We live in a working class neighborhood (a colonia) but it's not in the historic center of town, so we don't have a small wastebasket next to each toilet to receive the used toilet tissue.  Our drains are large enough to flush all that away.

It's the flushing that gets me.  For some reason, Mexican toilets only flush when you hold the handle down. Now this seems obvious, but in the states you depress the handle and release it - walk away - the toilet follows through. Here, you depress the handle and must hold it until the toilet does its job.  If you release it too soon, it stops flushing.

This took some getting used to, but it eventually became second nature.  However, six months later when I was in San Diego for a while, the depress/release took me by surprise each time for the first few days.  I suppose it's not the toilet itself, it's the flushing mechanism inside the tank that determines how it works, but that part of the design is missing here.

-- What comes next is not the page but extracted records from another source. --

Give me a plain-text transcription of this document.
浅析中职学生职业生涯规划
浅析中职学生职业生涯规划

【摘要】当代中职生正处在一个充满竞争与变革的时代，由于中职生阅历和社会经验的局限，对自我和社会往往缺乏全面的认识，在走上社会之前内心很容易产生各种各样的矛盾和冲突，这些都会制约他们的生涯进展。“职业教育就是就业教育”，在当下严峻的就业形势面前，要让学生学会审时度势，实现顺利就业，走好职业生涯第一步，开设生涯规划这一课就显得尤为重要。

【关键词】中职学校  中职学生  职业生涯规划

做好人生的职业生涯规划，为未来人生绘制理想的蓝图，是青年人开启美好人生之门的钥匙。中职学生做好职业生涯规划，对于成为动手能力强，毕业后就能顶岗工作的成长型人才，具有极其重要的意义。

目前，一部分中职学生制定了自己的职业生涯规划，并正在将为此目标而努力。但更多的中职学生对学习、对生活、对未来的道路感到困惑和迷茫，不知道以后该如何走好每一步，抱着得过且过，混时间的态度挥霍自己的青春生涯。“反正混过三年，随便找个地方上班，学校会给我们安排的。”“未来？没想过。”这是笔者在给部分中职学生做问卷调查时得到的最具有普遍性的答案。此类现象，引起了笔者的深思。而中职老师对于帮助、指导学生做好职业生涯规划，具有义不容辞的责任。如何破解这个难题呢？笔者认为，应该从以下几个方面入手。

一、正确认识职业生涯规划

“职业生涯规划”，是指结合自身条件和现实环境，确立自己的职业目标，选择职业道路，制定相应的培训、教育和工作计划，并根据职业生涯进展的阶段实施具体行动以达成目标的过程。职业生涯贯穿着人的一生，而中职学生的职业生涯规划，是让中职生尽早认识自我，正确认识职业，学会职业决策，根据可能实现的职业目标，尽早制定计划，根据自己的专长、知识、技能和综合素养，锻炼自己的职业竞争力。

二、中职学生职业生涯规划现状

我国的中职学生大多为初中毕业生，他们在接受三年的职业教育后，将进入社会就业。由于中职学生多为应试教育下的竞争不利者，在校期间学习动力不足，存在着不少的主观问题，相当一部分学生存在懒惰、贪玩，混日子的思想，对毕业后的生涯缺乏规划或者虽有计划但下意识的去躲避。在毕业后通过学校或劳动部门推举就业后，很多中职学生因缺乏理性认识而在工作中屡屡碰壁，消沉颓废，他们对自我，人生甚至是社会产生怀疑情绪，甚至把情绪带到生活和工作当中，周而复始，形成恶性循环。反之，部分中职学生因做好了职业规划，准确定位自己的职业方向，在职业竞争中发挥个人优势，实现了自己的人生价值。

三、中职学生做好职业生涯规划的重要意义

Perhaps we'll buy some replacements for the innards and bring them back with us on our next visit. It will give Pedro something to do around the house.

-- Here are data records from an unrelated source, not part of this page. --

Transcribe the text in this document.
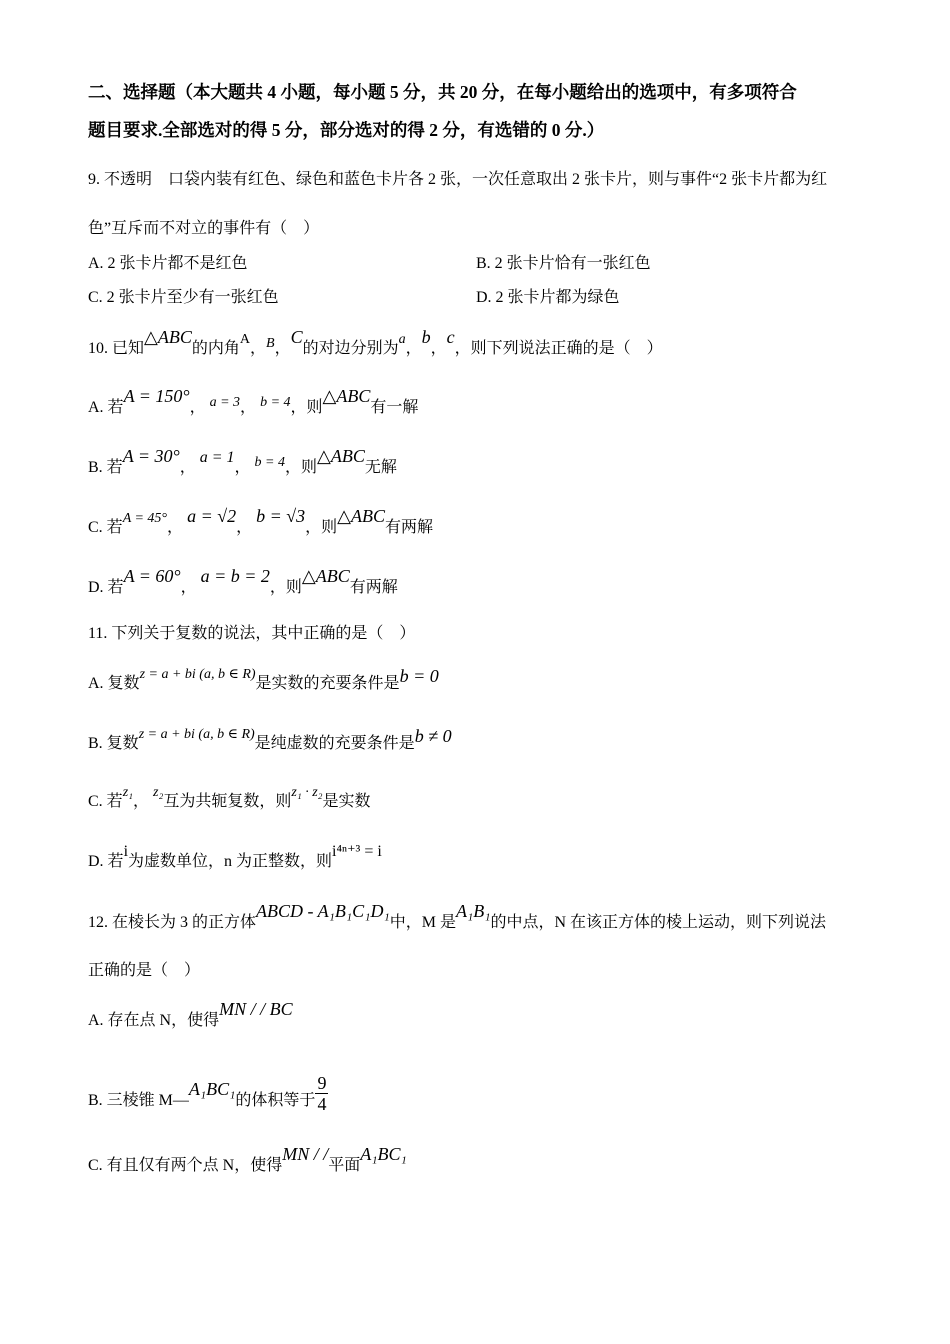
二、选择题（本大题共 4 小题，每小题 5 分，共 20 分，在每小题给出的选项中，有多项符合
题目要求.全部选对的得 5 分，部分选对的得 2 分，有选错的 0 分.）
9. 不透明　口袋内装有红色、绿色和蓝色卡片各 2 张，一次任意取出 2 张卡片，则与事件“2 张卡片都为红
色”互斥而不对立的事件有（　）
A. 2 张卡片都不是红色	B. 2 张卡片恰有一张红色
C. 2 张卡片至少有一张红色	D. 2 张卡片都为绿色
10. 已知△ABC的内角A，B，C的对边分别为a，b，c，则下列说法正确的是（　）
A. 若A = 150°， a = 3， b = 4，则△ABC有一解
B. 若A = 30°， a = 1， b = 4，则△ABC无解
C. 若A = 45°， a = √2， b = √3，则△ABC有两解
D. 若A = 60°， a = b = 2，则△ABC有两解
11. 下列关于复数的说法，其中正确的是（　）
A. 复数z = a + bi (a, b ∈ R)是实数的充要条件是b = 0
B. 复数z = a + bi (a, b ∈ R)是纯虚数的充要条件是b ≠ 0
C. 若z₁， z₂互为共轭复数，则z₁ · z₂是实数
D. 若i为虚数单位，n 为正整数，则i⁴ⁿ⁺³ = i
12. 在棱长为 3 的正方体ABCD - A₁B₁C₁D₁中，M 是A₁B₁的中点，N 在该正方体的棱上运动，则下列说法
正确的是（　）
A. 存在点 N，使得MN / / BC
B. 三棱锥 M—A₁BC₁的体积等于 $\frac{9}{4}$
C. 有且仅有两个点 N，使得MN / /平面A₁BC₁
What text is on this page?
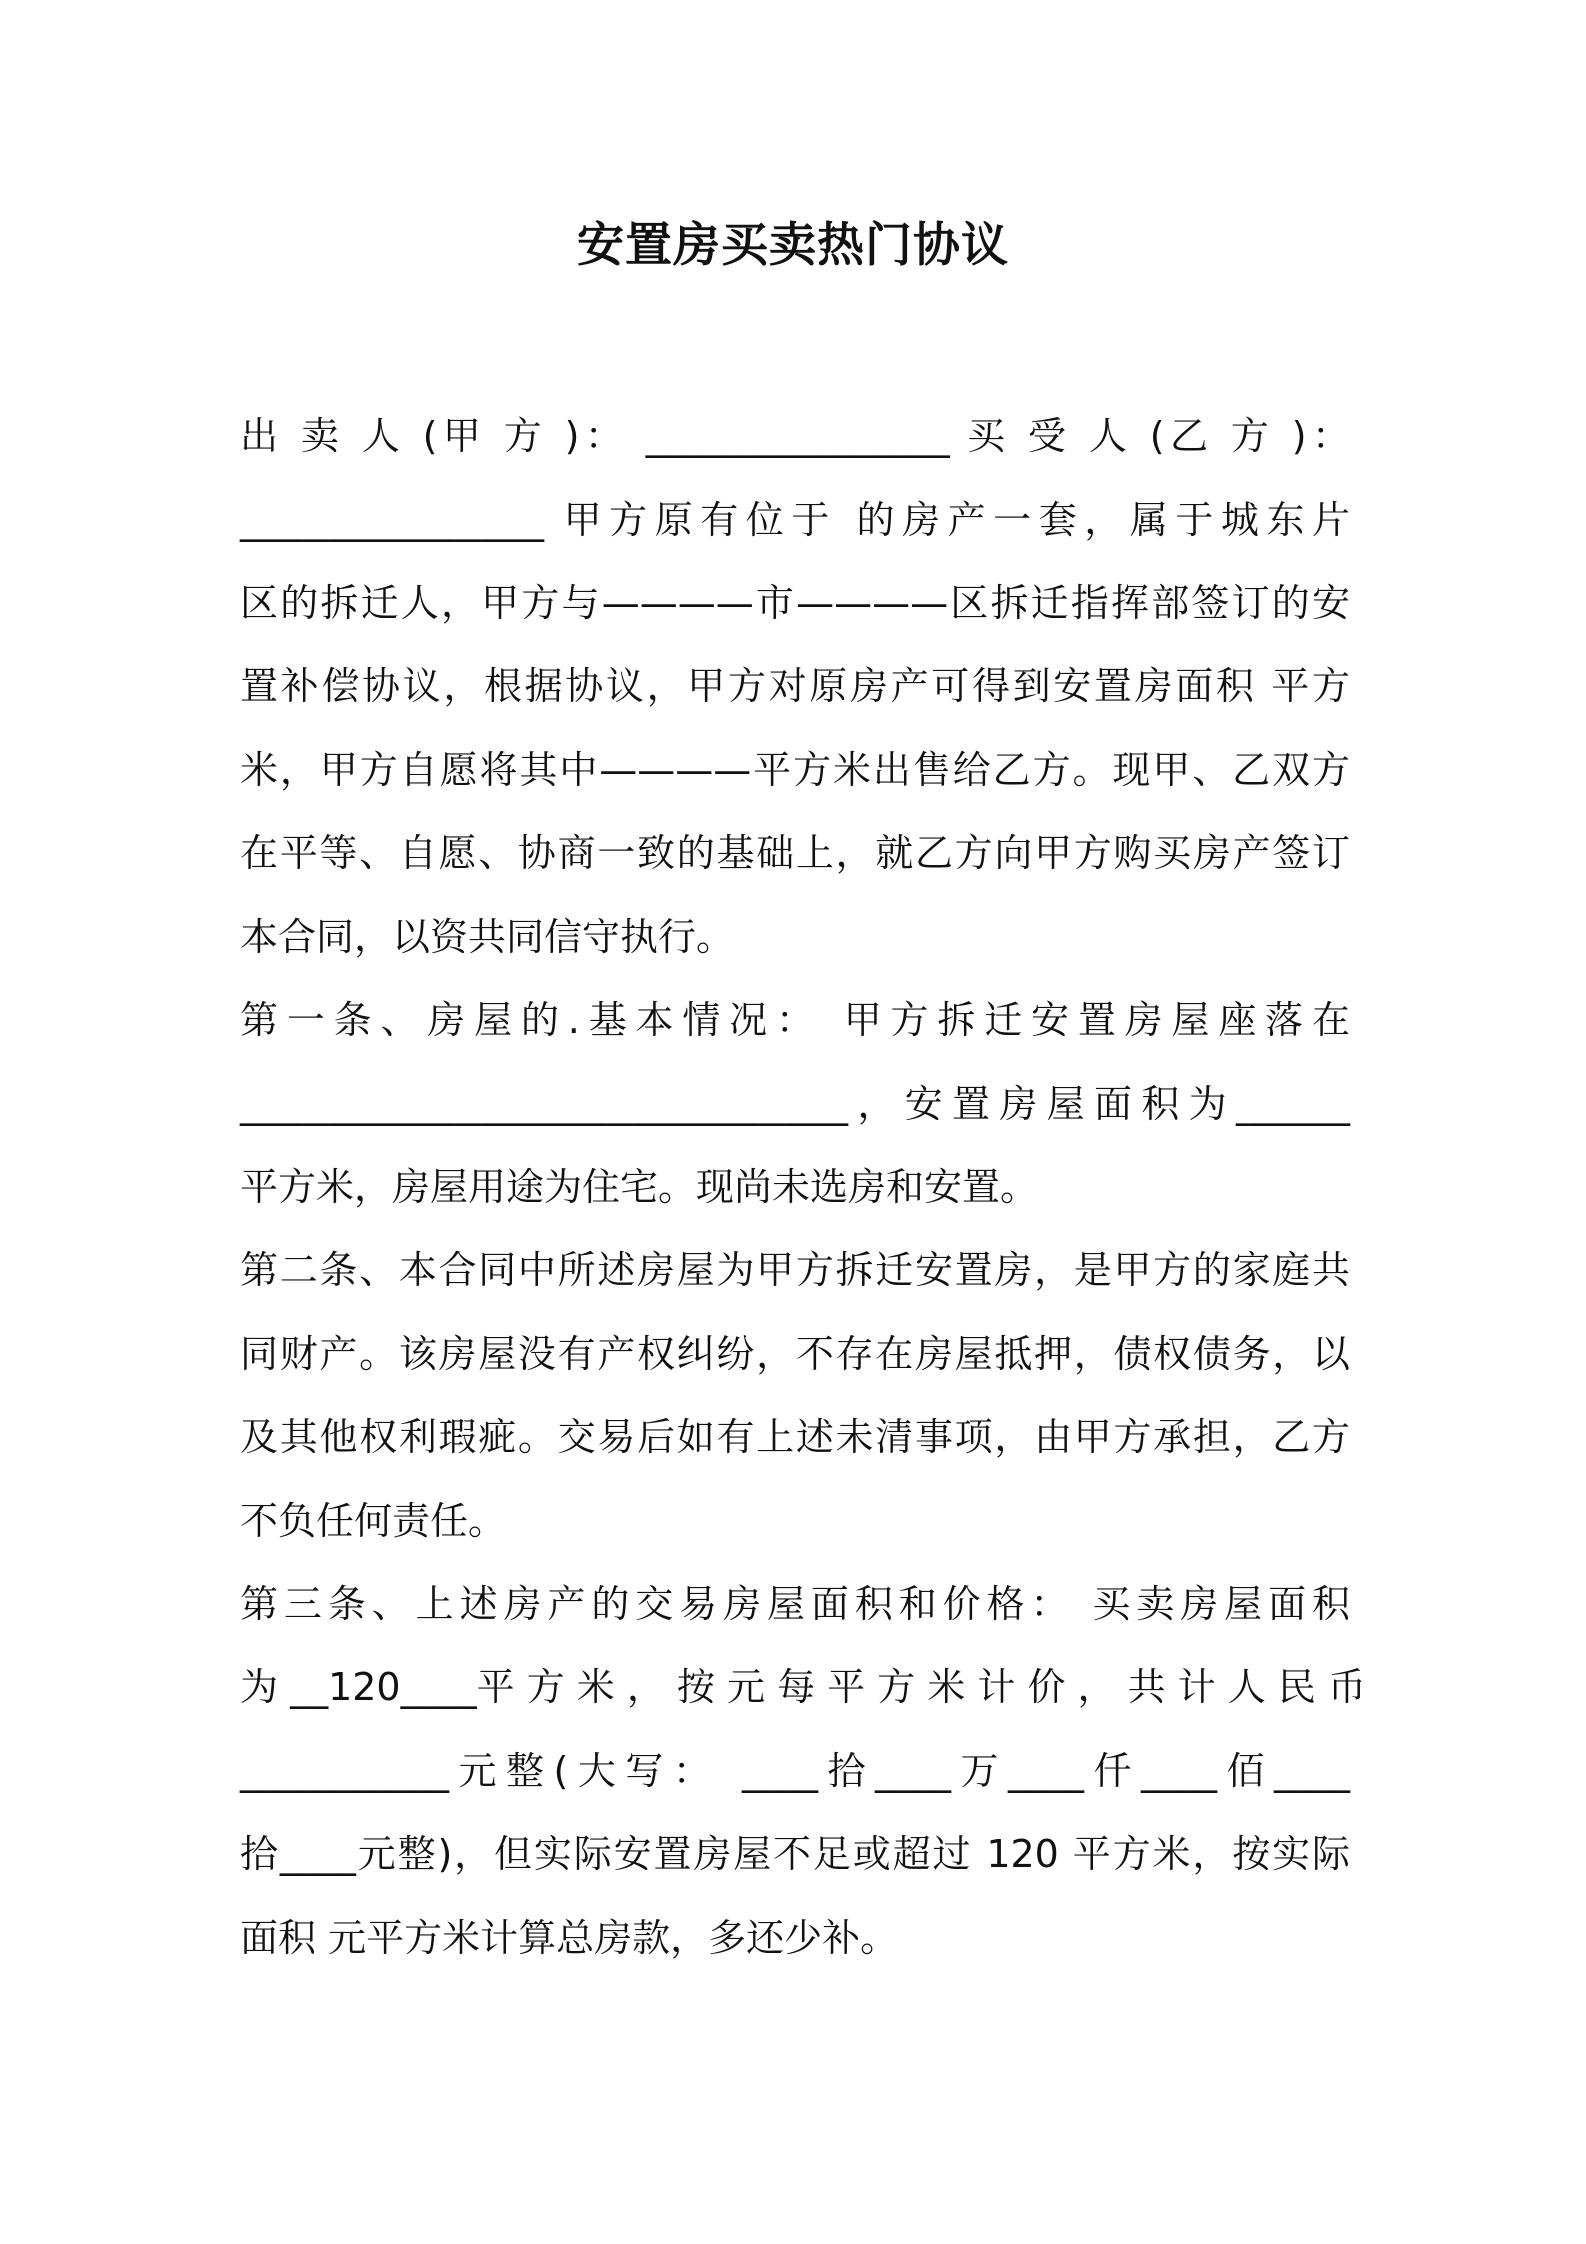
安置房买卖热门协议
出 卖 人 (甲 方 )： ________________ 买 受 人 (乙 方 )：
________________ 甲方原有位于 的房产一套，属于城东片
区的拆迁人，甲方与————市————区拆迁指挥部签订的安
置补偿协议，根据协议，甲方对原房产可得到安置房面积 平方
米，甲方自愿将其中————平方米出售给乙方。现甲、乙双方
在平等、自愿、协商一致的基础上，就乙方向甲方购买房产签订
本合同，以资共同信守执行。
第一条、房屋的.基本情况： 甲方拆迁安置房屋座落在
________________________________，安置房屋面积为______
平方米，房屋用途为住宅。现尚未选房和安置。
第二条、本合同中所述房屋为甲方拆迁安置房，是甲方的家庭共
同财产。该房屋没有产权纠纷，不存在房屋抵押，债权债务，以
及其他权利瑕疵。交易后如有上述未清事项，由甲方承担，乙方
不负任何责任。
第三条、上述房产的交易房屋面积和价格： 买卖房屋面积
为 __120____平 方 米 ， 按 元 每 平 方 米 计 价 ， 共 计 人 民 币
___________元整(大写： ____拾____万____仟____佰____
拾____元整)，但实际安置房屋不足或超过 120 平方米，按实际
面积 元平方米计算总房款，多还少补。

I'm not even going to consider installing the pressurized tank toilets that our Home Depot carries.  Just not sure we have the water pressure to fill them.  We use tinacos and gravity for our water pressure here.

Of course, we could buy those toilet tank replacement kits at our nearby Target, if only we had one.  One of my most keenly felt losses was Target.  In the San Fernando Valley we lived surrounded by at least five Target stores. If one store was out of something you could find it nearby.  Sunday mornings' routine involved drinking the morning cup of coffee while perusing the newest Target ad on the computer to see what the latest thing I didn't know I needed was.  And while Costco, Sams Club, Sears, Home Depot, WalMart and other stores have made the transition across the border, Target remains firmly NOB.  I'm hoping I live to see a Target store within 30 - 40 miles of SMA; then I could die happy.